Für die Haftung gilt Art. 82 DSGVO. Im Innenverhältnis gelten ergänzend die Haftungsregelungen der AGB, soweit zwingendes Datenschutzrecht nicht entgegensteht.

§ 13 Schweizer Datenschutzrecht

Soweit das Schweizer Datenschutzgesetz Anwendung findet, gilt dieser AVV als Vereinbarung zur Auftragsbearbeitung nach Art. 9 DSG. Begriffe und Pflichten werden entsprechend ausgelegt.

§ 14 Schlussbestimmungen

(1) In Datenschutzfragen geht dieser AVV den AGB vor.

(2) Änderungen bedürfen der Textform. Eine elektronische Annahme mit protokollierter Dokumentversion genügt.

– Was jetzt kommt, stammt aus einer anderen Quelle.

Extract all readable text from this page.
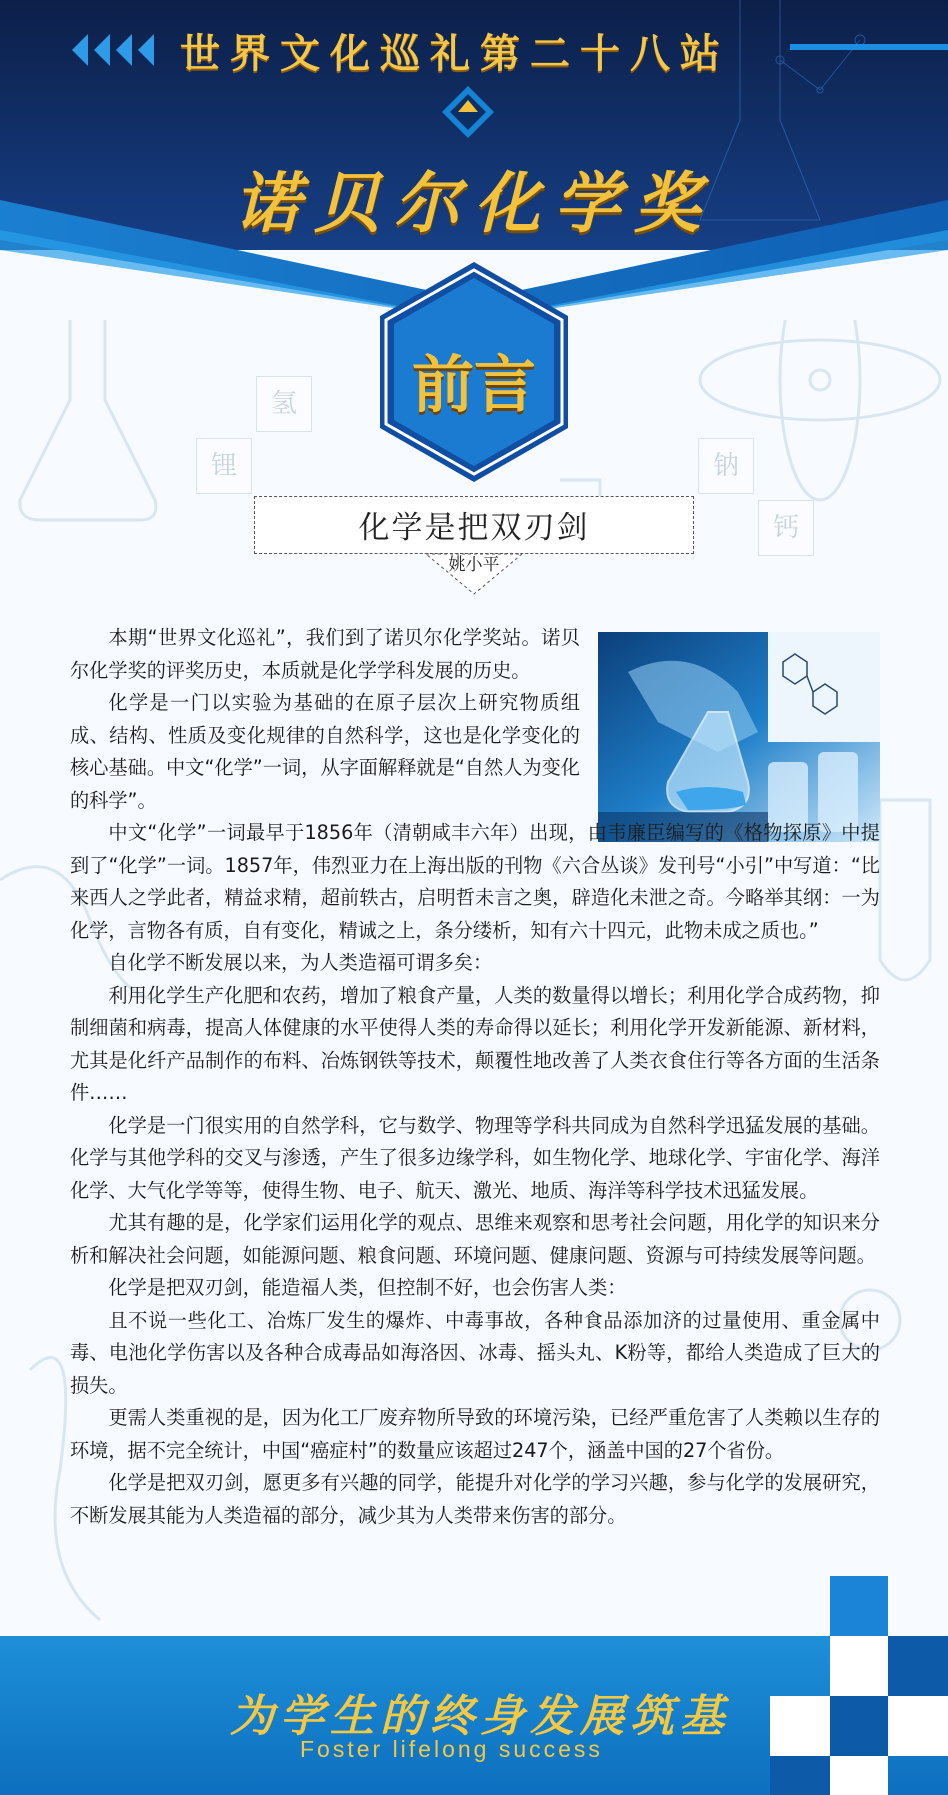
世界文化巡礼第二十八站
诺贝尔化学奖
氢
锂	钠
钙
前言
化学是把双刃剑
姚小平

本期“世界文化巡礼”，我们到了诺贝尔化学奖站。诺贝尔化学奖的评奖历史，本质就是化学学科发展的历史。

化学是一门以实验为基础的在原子层次上研究物质组成、结构、性质及变化规律的自然科学，这也是化学变化的核心基础。中文“化学”一词，从字面解释就是“自然人为变化的科学”。

中文“化学”一词最早于1856年（清朝咸丰六年）出现，由韦廉臣编写的《格物探原》中提到了“化学”一词。1857年，伟烈亚力在上海出版的刊物《六合丛谈》发刊号“小引”中写道：“比来西人之学此者，精益求精，超前轶古，启明哲未言之奥，辟造化未泄之奇。今略举其纲：一为化学，言物各有质，自有变化，精诚之上，条分缕析，知有六十四元，此物未成之质也。”

自化学不断发展以来，为人类造福可谓多矣：

利用化学生产化肥和农药，增加了粮食产量，人类的数量得以增长；利用化学合成药物，抑制细菌和病毒，提高人体健康的水平使得人类的寿命得以延长；利用化学开发新能源、新材料，尤其是化纤产品制作的布料、冶炼钢铁等技术，颠覆性地改善了人类衣食住行等各方面的生活条件……

化学是一门很实用的自然学科，它与数学、物理等学科共同成为自然科学迅猛发展的基础。化学与其他学科的交叉与渗透，产生了很多边缘学科，如生物化学、地球化学、宇宙化学、海洋化学、大气化学等等，使得生物、电子、航天、激光、地质、海洋等科学技术迅猛发展。

尤其有趣的是，化学家们运用化学的观点、思维来观察和思考社会问题，用化学的知识来分析和解决社会问题，如能源问题、粮食问题、环境问题、健康问题、资源与可持续发展等问题。

化学是把双刃剑，能造福人类，但控制不好，也会伤害人类：

且不说一些化工、冶炼厂发生的爆炸、中毒事故，各种食品添加济的过量使用、重金属中毒、电池化学伤害以及各种合成毒品如海洛因、冰毒、摇头丸、K粉等，都给人类造成了巨大的损失。

更需人类重视的是，因为化工厂废弃物所导致的环境污染，已经严重危害了人类赖以生存的环境，据不完全统计，中国“癌症村”的数量应该超过247个，涵盖中国的27个省份。

化学是把双刃剑，愿更多有兴趣的同学，能提升对化学的学习兴趣，参与化学的发展研究，不断发展其能为人类造福的部分，减少其为人类带来伤害的部分。

为学生的终身发展筑基
Foster lifelong success
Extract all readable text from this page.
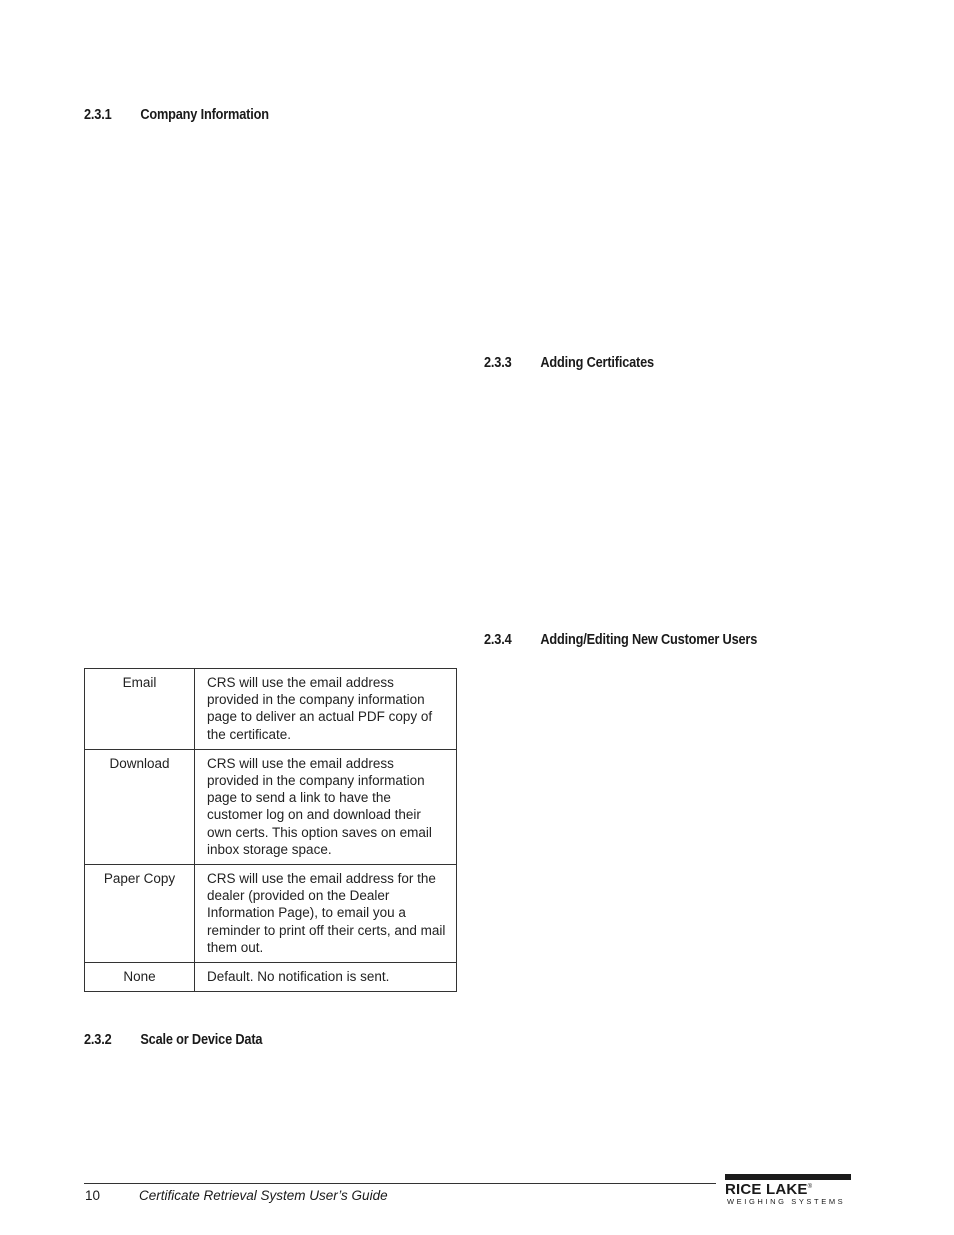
2.3.1 Company Information
2.3.3 Adding Certificates
2.3.4 Adding/Editing New Customer Users
Email	CRS will use the email address provided in the company information page to deliver an actual PDF copy of the certificate.
Download	CRS will use the email address provided in the company information page to send a link to have the customer log on and download their own certs. This option saves on email inbox storage space.
Paper Copy	CRS will use the email address for the dealer (provided on the Dealer Information Page), to email you a reminder to print off their certs, and mail them out.
None	Default. No notification is sent.
2.3.2 Scale or Device Data
10	Certificate Retrieval System User’s Guide	RICE LAKE®
WEIGHING SYSTEMS
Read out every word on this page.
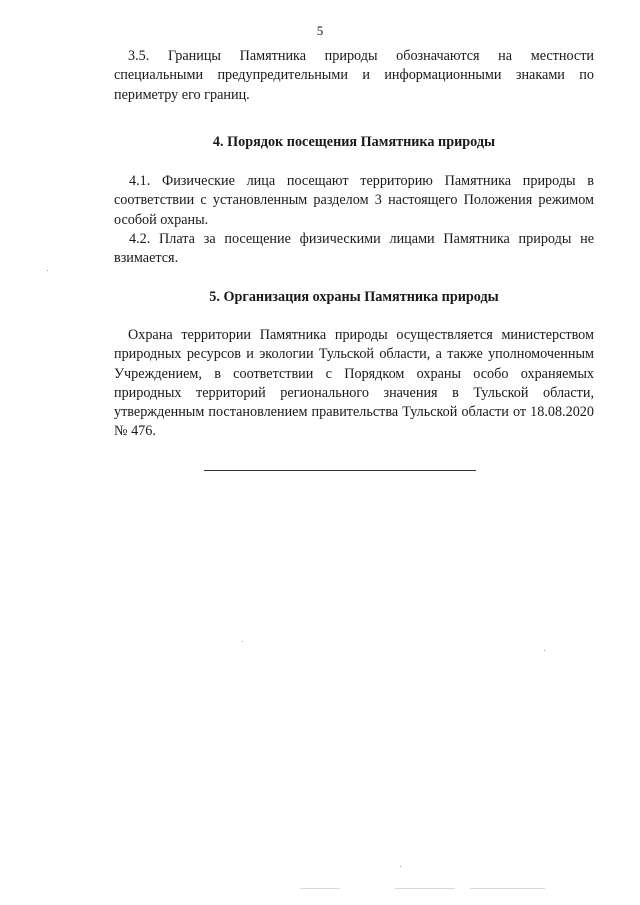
5
3.5. Границы Памятника природы обозначаются на местности специальными предупредительными и информационными знаками по периметру его границ.
4. Порядок посещения Памятника природы
4.1. Физические лица посещают территорию Памятника природы в соответствии с установленным разделом 3 настоящего Положения режимом особой охраны.
4.2. Плата за посещение физическими лицами Памятника природы не взимается.
5. Организация охраны Памятника природы
Охрана территории Памятника природы осуществляется министерством природных ресурсов и экологии Тульской области, а также уполномоченным Учреждением, в соответствии с Порядком охраны особо охраняемых природных территорий регионального значения в Тульской области, утвержденным постановлением правительства Тульской области от 18.08.2020 № 476.
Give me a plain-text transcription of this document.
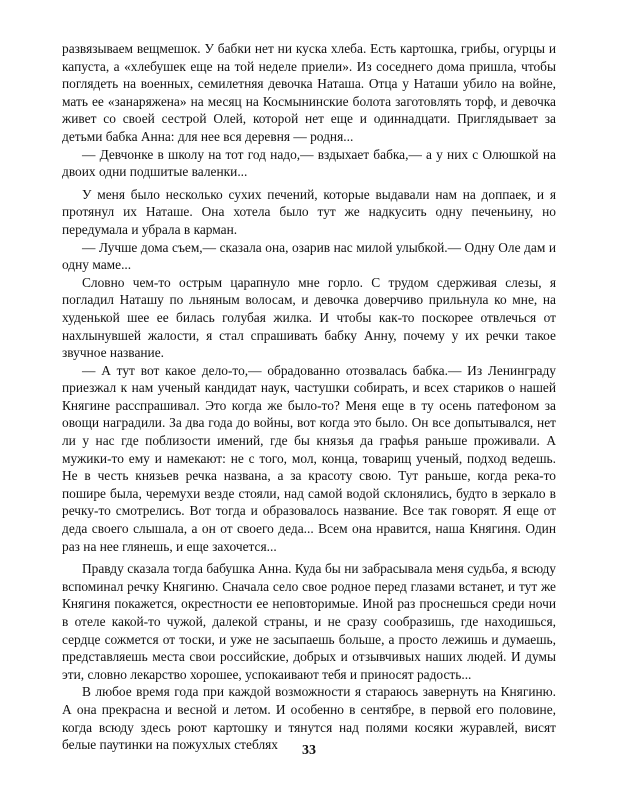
развязываем вещмешок. У бабки нет ни куска хлеба. Есть картошка, грибы, огурцы и капуста, а «хлебушек еще на той неделе приели». Из соседнего дома пришла, чтобы поглядеть на военных, семилетняя девочка Наташа. Отца у Наташи убило на войне, мать ее «занаряжена» на месяц на Космынинские болота заготовлять торф, и девочка живет со своей сестрой Олей, которой нет еще и одиннадцати. Приглядывает за детьми бабка Анна: для нее вся деревня — родня...

— Девчонке в школу на тот год надо,— вздыхает бабка,— а у них с Олюшкой на двоих одни подшитые валенки...

У меня было несколько сухих печений, которые выдавали нам на доппаек, и я протянул их Наташе. Она хотела было тут же надкусить одну печеньину, но передумала и убрала в карман.

— Лучше дома съем,— сказала она, озарив нас милой улыбкой.— Одну Оле дам и одну маме...

Словно чем-то острым царапнуло мне горло. С трудом сдерживая слезы, я погладил Наташу по льняным волосам, и девочка доверчиво прильнула ко мне, на худенькой шее ее билась голубая жилка. И чтобы как-то поскорее отвлечься от нахлынувшей жалости, я стал спрашивать бабку Анну, почему у их речки такое звучное название.

— А тут вот какое дело-то,— обрадованно отозвалась бабка.— Из Ленинграду приезжал к нам ученый кандидат наук, частушки собирать, и всех стариков о нашей Княгине расспрашивал. Это когда же было-то? Меня еще в ту осень патефоном за овощи наградили. За два года до войны, вот когда это было. Он все допытывался, нет ли у нас где поблизости имений, где бы князья да графья раньше проживали. А мужики-то ему и намекают: не с того, мол, конца, товарищ ученый, подход ведешь. Не в честь князьев речка названа, а за красоту свою. Тут раньше, когда река-то пошире была, черемухи везде стояли, над самой водой склонялись, будто в зеркало в речку-то смотрелись. Вот тогда и образовалось название. Все так говорят. Я еще от деда своего слышала, а он от своего деда... Всем она нравится, наша Княгиня. Один раз на нее глянешь, и еще захочется...

Правду сказала тогда бабушка Анна. Куда бы ни забрасывала меня судьба, я всюду вспоминал речку Княгиню. Сначала село свое родное перед глазами встанет, и тут же Княгиня покажется, окрестности ее неповторимые. Иной раз проснешься среди ночи в отеле какой-то чужой, далекой страны, и не сразу сообразишь, где находишься, сердце сожмется от тоски, и уже не засыпаешь больше, а просто лежишь и думаешь, представляешь места свои российские, добрых и отзывчивых наших людей. И думы эти, словно лекарство хорошее, успокаивают тебя и приносят радость...

В любое время года при каждой возможности я стараюсь завернуть на Княгиню. А она прекрасна и весной и летом. И особенно в сентябре, в первой его половине, когда всюду здесь роют картошку и тянутся над полями косяки журавлей, висят белые паутинки на пожухлых стеблях	33
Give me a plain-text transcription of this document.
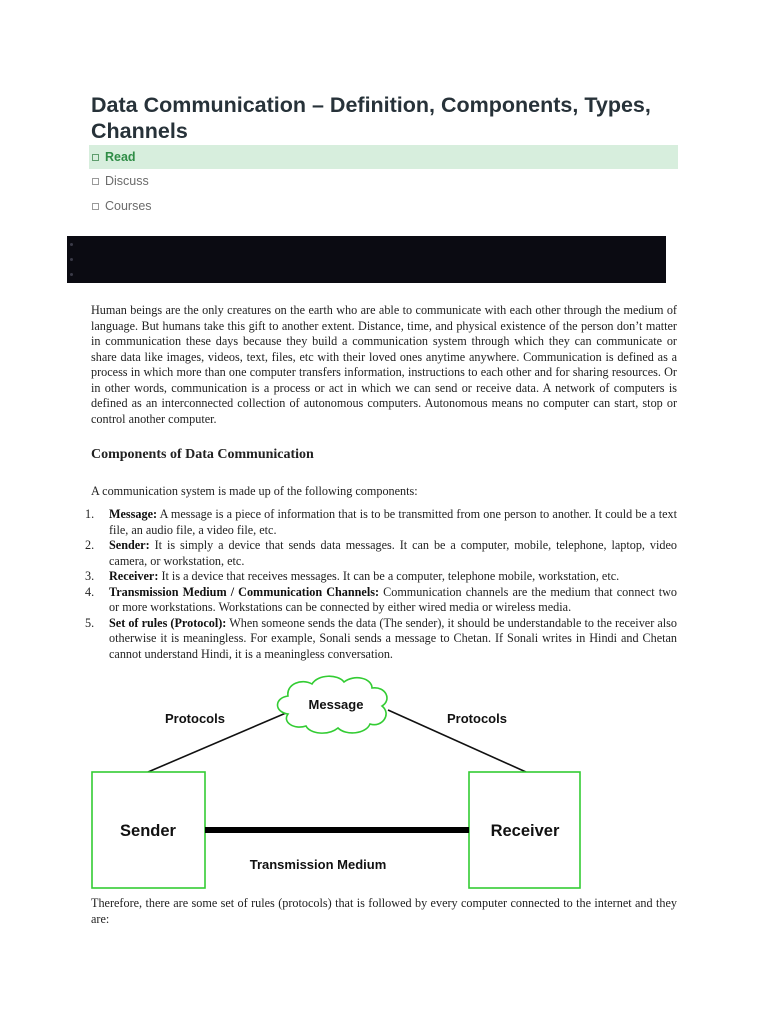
Data Communication – Definition, Components, Types, Channels
Read
Discuss
Courses

Human beings are the only creatures on the earth who are able to communicate with each other through the medium of language. But humans take this gift to another extent. Distance, time, and physical existence of the person don’t matter in communication these days because they build a communication system through which they can communicate or share data like images, videos, text, files, etc with their loved ones anytime anywhere. Communication is defined as a process in which more than one computer transfers information, instructions to each other and for sharing resources. Or in other words, communication is a process or act in which we can send or receive data. A network of computers is defined as an interconnected collection of autonomous computers. Autonomous means no computer can start, stop or control another computer.

Components of Data Communication

A communication system is made up of the following components:

1.	Message: A message is a piece of information that is to be transmitted from one person to another. It could be a text file, an audio file, a video file, etc.
2.	Sender: It is simply a device that sends data messages. It can be a computer, mobile, telephone, laptop, video camera, or workstation, etc.
3.	Receiver: It is a device that receives messages. It can be a computer, telephone mobile, workstation, etc.
4.	Transmission Medium / Communication Channels: Communication channels are the medium that connect two or more workstations. Workstations can be connected by either wired media or wireless media.
5.	Set of rules (Protocol): When someone sends the data (The sender), it should be understandable to the receiver also otherwise it is meaningless. For example, Sonali sends a message to Chetan. If Sonali writes in Hindi and Chetan cannot understand Hindi, it is a meaningless conversation.
Message
Protocols	Protocols
Sender	Receiver
Transmission Medium

Therefore, there are some set of rules (protocols) that is followed by every computer connected to the internet and they are:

(3) Recht und Gerichtsstand richten sich nach den AGB, soweit zwingendes Datenschutzrecht nichts anderes bestimmt.

(4) Sollte eine Bestimmung unwirksam sein, bleibt der AVV im Übrigen wirksam.

Anlage 1 – Beschreibung der Verarbeitung

Gegenstand und Zweck: Bereitstellung der crAIready-Plattform für produktbezogene CRA-Arbeitsabläufe, insbesondere Produkt-/Scope-Verwaltung, SBOM- und Schwachstellenmanagement, Risikobeurteilung, Lieferketten-/Rollenverwaltung, Dokumentation, Vorfall- und Meldevorbereitung, Aufgaben, Freigaben und Protokollierung.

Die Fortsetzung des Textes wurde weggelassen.